Savoir acheter ce dont personne ne veut, c'est aussi le sens de cette petite chronique estivale. 2004 à Bordeaux était un millésime abondant, bon marché, donné pour peu concentré, peu aromatique et manquant de chair. La vérité n'est pas forcément à l'opposé de tout cela, mais aujourd'hui après presque vingt ans de cave, la patience récompense ceux qui ont osé faire l'acquisition de quelques vins soigneusement sélectionnés: Beauséjour Duffau Lagarosse (notre photo), avec sa robe un peu trouble mais tellement séduisant, accompagné de jolis amers de zan et d'empyreumatique, Léoville-Poyferré, plus classique, très havane-cèdre étaient par exemple des choix intéressants.
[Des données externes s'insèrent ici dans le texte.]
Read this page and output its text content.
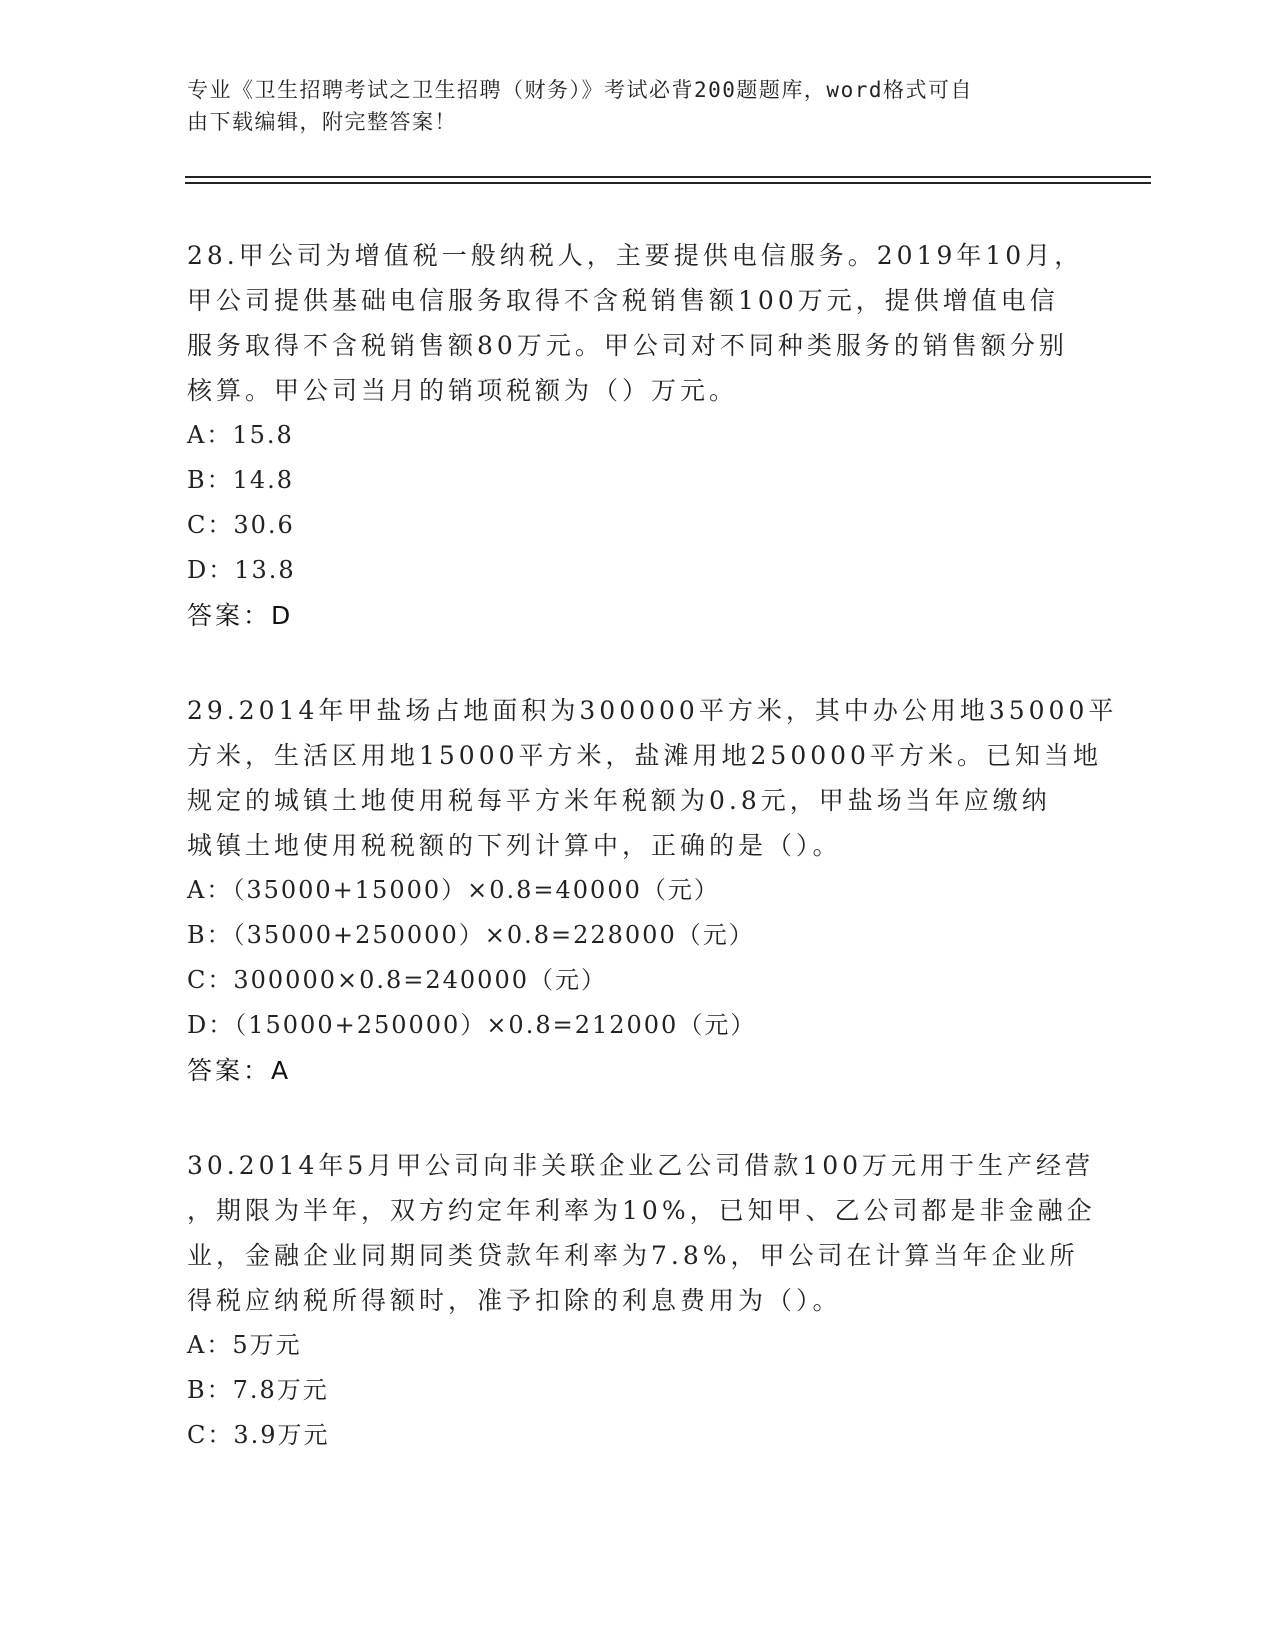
专业《卫生招聘考试之卫生招聘（财务）》考试必背200题题库，word格式可自
由下载编辑，附完整答案！
28.甲公司为增值税一般纳税人，主要提供电信服务。2019年10月，
甲公司提供基础电信服务取得不含税销售额100万元，提供增值电信
服务取得不含税销售额80万元。甲公司对不同种类服务的销售额分别
核算。甲公司当月的销项税额为（）万元。
A：15.8
B：14.8
C：30.6
D：13.8
答案：D
29.2014年甲盐场占地面积为300000平方米，其中办公用地35000平
方米，生活区用地15000平方米，盐滩用地250000平方米。已知当地
规定的城镇土地使用税每平方米年税额为0.8元，甲盐场当年应缴纳
城镇土地使用税税额的下列计算中，正确的是（）。
A：（35000+15000）×0.8=40000（元）
B：（35000+250000）×0.8=228000（元）
C：300000×0.8=240000（元）
D：（15000+250000）×0.8=212000（元）
答案：A
30.2014年5月甲公司向非关联企业乙公司借款100万元用于生产经营
，期限为半年，双方约定年利率为10%，已知甲、乙公司都是非金融企
业，金融企业同期同类贷款年利率为7.8%，甲公司在计算当年企业所
得税应纳税所得额时，准予扣除的利息费用为（）。
A：5万元
B：7.8万元
C：3.9万元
Bien sûr les milieu de bouche trahissent une fluidité liée au millésime mais le plaisir est bien là en situation de repas. 2012 également, recèle quelques belles réussites comme ce Fonroque, lui aussi un pionnier de la biodynamie en terre Bordelaise, promis à un bel avenir mais dont on peut commencer à se régaler.

Pontet-Canet 2012, un Bordeaux hors-norme
Un Bordeaux qui défraie la chronique...
Pour résumer... Vignalis est un fervent supporter des vins biologiques et biodynamiques, cela est de notoriété publique. Pontet-Canet, cru classé de Pauillac fut l'un des premiers à franchir le pas dans le vignoble Bordelais et dans le petit monde feutré des crus classés. Ce 2012, est, de plus, l'un des premiers millésimes de la propriété à avoir bénéficié d'un élevage en cuves façon amphores ciment, une autre innovation dont nous avons davantage l'habitude dans le Jura... Alors, qu'en penser ? Autour de la table, les avis s'accordent à dire que le vin "ne fait pas très Bordeaux". En effet, le boisé habituel n'est pas perceptible, et le vin semble du coup manquer un peu de matière et de structure. Nous sommes désorientés, mais pas au point de manquer la pureté de fruit qui s'en dégage : framboises et pépin de framboises, marmelade, notes florales délicates comme le lilas et la violette...ainsi qu'un joli toucher de bouche...sans compter que le vin prend du coffre à l'aération. Tiendra-t-il dans le temps, c'est une bonne question ! En l'état, il n'est pas ce que j'appellerais un échec, il est juste incontestablement différent et rebat les cartes de la typicité Bordelaise...Fonroque 2012, un autre cru biodynamique que j'affectionne, mais situé en rive droite et élevé en barriques, lui fut préféré pour sa complexité et son aromatique intégrant les notes boisées. Deux belles expériences...s'il en est, et dans des styles variés.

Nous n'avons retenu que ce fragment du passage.